Beyond Blockchain: A Seminar on the Possible Future

Think of a technology-enabled phenomenon that leads to the creation of what is essentially a completely new medium that disrupts every kind of existing practice but entire industries. That’s surely the simplest way to describe the Internet itself, of course, but does it also apply to blockchain as a whole and Bitcoin in particular?

We’ve had a lot to say on the subject at this blog, but we’re also always open to hearing other voices. That’s why we found this seminar titled “Beyond Bitcoin: The future of blockchain and disruptive financial technologies,” (the video is now online), conducted earlier this year by the Hutchins Center on Fiscal and Monetary Policy at the Brookings Institution, so interesting, and we encourage you to take a look.
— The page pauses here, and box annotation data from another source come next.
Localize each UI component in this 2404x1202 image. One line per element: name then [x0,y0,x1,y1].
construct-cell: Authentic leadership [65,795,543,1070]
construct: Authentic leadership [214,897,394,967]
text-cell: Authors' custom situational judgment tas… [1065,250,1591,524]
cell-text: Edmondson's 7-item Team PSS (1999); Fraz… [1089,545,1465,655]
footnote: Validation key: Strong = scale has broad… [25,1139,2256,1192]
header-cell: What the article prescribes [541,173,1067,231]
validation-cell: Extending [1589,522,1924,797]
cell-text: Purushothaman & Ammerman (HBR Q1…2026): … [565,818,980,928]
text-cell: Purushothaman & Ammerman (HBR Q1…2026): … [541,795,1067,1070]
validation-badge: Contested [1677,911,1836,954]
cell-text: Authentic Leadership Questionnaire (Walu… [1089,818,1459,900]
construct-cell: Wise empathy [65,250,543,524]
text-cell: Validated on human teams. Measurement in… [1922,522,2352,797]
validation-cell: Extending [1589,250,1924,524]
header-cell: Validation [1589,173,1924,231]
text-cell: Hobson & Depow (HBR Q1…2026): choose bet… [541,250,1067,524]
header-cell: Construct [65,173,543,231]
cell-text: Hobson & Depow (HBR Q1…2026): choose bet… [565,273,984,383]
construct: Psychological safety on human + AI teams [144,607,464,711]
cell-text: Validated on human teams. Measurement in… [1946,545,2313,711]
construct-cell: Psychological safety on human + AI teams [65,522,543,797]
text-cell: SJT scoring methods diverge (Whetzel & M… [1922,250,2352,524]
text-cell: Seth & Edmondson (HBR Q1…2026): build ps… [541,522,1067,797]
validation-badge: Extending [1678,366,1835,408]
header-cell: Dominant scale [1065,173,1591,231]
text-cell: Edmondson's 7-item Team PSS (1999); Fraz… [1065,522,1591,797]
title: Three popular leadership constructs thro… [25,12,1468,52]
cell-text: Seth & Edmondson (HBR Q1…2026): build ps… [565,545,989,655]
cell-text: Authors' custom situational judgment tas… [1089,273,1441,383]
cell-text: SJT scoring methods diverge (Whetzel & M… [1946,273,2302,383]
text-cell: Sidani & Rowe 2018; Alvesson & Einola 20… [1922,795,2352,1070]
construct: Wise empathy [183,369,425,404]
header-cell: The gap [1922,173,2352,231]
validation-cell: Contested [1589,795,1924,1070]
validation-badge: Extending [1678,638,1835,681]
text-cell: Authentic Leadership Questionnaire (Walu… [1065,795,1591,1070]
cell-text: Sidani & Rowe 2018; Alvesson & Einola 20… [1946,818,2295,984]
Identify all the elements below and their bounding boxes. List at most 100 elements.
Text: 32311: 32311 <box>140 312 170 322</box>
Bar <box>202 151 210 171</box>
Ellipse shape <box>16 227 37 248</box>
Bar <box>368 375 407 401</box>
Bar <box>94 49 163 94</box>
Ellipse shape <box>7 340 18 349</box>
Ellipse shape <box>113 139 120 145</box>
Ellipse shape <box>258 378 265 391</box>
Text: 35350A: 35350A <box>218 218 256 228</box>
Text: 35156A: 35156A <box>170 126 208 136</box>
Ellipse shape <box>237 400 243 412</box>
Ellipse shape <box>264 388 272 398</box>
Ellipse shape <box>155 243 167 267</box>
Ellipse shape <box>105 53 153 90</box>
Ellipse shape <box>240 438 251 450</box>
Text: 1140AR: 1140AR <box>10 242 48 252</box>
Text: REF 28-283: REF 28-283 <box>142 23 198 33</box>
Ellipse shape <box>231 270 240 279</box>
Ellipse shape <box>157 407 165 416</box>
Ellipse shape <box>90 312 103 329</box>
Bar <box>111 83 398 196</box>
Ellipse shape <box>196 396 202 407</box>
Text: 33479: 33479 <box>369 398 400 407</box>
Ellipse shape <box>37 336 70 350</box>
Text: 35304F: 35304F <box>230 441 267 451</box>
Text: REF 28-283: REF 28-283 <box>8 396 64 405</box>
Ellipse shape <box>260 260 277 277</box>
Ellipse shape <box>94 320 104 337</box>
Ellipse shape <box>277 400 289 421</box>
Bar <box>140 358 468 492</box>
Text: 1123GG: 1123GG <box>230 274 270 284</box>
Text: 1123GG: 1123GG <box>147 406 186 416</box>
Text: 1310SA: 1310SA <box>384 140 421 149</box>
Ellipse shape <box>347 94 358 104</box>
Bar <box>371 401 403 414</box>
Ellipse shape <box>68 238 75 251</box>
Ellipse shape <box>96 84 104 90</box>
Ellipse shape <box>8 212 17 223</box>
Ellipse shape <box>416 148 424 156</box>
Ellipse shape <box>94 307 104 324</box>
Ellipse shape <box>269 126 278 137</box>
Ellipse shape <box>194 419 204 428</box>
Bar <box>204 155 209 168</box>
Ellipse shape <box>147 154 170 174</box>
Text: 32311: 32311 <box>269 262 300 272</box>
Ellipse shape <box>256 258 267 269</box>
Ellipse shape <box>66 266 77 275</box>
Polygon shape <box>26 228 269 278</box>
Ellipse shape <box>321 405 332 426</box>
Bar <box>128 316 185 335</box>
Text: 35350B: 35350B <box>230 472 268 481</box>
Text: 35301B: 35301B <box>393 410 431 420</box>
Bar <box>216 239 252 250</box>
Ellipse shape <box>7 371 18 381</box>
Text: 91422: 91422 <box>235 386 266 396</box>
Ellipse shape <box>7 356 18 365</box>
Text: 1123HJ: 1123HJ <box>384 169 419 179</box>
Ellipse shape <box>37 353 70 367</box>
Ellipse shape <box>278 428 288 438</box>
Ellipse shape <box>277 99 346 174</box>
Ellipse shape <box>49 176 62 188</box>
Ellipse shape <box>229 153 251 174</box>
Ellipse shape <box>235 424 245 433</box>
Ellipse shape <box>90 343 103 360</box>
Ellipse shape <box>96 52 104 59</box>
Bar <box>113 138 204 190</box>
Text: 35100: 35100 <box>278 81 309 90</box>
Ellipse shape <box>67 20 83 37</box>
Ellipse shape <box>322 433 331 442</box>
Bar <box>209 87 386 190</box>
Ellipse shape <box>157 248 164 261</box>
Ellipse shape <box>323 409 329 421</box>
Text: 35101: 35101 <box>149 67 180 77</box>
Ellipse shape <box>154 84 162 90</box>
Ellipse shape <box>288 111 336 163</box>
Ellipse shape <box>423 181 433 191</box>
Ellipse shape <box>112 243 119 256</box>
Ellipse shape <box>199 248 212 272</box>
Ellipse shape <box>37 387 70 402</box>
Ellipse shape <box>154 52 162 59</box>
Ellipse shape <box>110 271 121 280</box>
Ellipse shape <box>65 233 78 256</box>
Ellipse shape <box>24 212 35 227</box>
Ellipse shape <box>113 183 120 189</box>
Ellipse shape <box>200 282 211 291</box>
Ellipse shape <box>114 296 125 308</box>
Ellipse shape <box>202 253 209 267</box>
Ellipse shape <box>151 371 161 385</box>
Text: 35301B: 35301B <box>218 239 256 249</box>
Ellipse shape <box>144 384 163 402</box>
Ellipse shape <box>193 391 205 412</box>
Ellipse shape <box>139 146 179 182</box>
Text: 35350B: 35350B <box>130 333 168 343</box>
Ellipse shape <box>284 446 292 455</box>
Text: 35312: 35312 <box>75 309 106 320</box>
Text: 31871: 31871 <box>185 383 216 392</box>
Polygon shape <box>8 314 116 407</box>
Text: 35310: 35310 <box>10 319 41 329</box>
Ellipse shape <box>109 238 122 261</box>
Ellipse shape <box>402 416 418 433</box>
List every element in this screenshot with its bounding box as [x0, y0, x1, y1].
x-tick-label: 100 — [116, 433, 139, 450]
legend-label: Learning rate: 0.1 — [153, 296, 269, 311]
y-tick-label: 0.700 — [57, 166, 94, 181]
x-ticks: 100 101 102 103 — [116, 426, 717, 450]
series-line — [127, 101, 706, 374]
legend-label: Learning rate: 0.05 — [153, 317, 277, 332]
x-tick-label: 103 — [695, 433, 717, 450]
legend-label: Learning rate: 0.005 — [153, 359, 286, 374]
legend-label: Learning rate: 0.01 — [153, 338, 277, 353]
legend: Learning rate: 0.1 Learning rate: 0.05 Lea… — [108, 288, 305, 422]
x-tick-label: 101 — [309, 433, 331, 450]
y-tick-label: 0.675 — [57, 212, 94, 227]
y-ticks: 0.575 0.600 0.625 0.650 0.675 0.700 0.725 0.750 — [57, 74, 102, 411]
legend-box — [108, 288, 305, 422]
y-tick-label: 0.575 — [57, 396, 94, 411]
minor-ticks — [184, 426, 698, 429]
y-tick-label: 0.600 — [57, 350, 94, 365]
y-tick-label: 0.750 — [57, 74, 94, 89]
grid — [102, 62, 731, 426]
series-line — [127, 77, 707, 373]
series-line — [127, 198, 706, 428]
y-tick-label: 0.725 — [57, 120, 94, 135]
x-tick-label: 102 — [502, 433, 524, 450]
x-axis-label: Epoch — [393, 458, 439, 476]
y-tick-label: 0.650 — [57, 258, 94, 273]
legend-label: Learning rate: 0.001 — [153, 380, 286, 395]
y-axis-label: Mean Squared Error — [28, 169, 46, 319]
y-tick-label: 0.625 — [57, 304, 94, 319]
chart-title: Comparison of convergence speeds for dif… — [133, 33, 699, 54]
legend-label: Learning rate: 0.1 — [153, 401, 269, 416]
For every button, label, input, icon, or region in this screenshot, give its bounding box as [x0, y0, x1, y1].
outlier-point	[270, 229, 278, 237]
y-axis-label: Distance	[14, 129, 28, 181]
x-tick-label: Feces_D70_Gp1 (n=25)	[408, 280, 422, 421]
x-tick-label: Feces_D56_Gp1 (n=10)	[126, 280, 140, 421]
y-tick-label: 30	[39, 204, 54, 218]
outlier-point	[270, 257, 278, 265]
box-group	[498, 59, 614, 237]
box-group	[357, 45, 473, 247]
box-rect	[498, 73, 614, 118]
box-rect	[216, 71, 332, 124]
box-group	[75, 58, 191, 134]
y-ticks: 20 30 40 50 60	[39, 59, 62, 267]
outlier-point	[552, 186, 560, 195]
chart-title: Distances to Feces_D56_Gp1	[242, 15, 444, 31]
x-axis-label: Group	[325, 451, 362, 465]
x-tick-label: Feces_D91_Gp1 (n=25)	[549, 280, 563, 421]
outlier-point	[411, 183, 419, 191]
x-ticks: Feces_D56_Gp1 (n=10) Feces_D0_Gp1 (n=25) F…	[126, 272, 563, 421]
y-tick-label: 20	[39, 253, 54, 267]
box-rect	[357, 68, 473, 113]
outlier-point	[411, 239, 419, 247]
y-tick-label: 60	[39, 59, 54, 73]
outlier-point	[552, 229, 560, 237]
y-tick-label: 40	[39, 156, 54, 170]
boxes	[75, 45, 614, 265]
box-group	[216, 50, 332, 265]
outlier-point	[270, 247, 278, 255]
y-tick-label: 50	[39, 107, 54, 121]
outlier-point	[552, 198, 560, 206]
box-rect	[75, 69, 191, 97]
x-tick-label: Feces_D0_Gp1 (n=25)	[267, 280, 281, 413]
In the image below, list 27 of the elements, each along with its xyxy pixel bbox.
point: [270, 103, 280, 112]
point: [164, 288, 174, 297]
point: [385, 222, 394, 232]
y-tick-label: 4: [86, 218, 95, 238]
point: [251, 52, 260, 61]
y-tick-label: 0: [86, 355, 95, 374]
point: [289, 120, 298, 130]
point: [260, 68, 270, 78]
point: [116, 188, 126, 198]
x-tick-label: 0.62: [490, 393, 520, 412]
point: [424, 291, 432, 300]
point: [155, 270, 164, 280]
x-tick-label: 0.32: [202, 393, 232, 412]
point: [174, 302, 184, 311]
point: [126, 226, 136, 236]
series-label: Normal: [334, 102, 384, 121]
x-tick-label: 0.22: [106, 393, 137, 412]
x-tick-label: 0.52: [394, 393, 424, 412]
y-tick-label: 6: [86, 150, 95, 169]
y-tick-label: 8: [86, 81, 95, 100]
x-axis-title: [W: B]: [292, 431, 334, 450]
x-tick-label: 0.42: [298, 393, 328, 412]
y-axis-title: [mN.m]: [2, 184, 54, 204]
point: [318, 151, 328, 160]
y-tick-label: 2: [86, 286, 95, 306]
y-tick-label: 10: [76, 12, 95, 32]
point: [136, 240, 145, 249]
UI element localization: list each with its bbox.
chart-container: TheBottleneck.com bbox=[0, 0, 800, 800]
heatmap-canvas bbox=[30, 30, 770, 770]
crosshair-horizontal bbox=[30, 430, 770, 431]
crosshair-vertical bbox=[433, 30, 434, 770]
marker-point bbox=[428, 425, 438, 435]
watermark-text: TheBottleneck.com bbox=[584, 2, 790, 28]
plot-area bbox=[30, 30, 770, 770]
Hutchins functions as an independent and non-partisan analyst, drawing on the expertise of Brookings scholars and thought leaders in government, academia, think tanks and business. The participants in this event make for a really good mix because while each clearly has a vested interest in the field, from regulation to financial investments, none comes across as a cheerleader.  They are fully aware of both the potential and the pitfalls of blockchain operations, and they know the subtleties between what it is, what it could be, and what it might be. They know that many in the market see it as something between a fad and a fraud, and they inform more than they advocate.

The speakers are:

  • David Wessel (moderator): Director, The Hutchins Center on Fiscal and Monetary Policy
  • Michael Barr: Professor of law at the University of Michigan Law School; former Assistant Secretary of the Treasury and a key force behind the Dodd-Frank Wall Street Reform and Consumer Protection Act
  • Brad Peterson: Executive VP and Chief Information Officer, NASDAQ
  • Barry Silbert: Founder and CEO, Digital Currency Group
  • Margaret Liu: SVP & Deputy General Counsel, Conference of State Bank Supervisors

Topics covered include:

  • The underlying benefits (and complications) of a distributed ledger foundation
  • Reaching beyond Bitcoin to explore other forms of crypto-currency
  • Crowdsourcing innovation to create and identify new channels for blockchain innovation
  • The high potential for cost-cutting
  • Enabling customers to retain ownership of their financial information while still maintaining deep relationships with financial services institutions
  • How to enhance security rather than compromise it, and
  • Regulatory differences between different states, regions and specific providers with different mandates.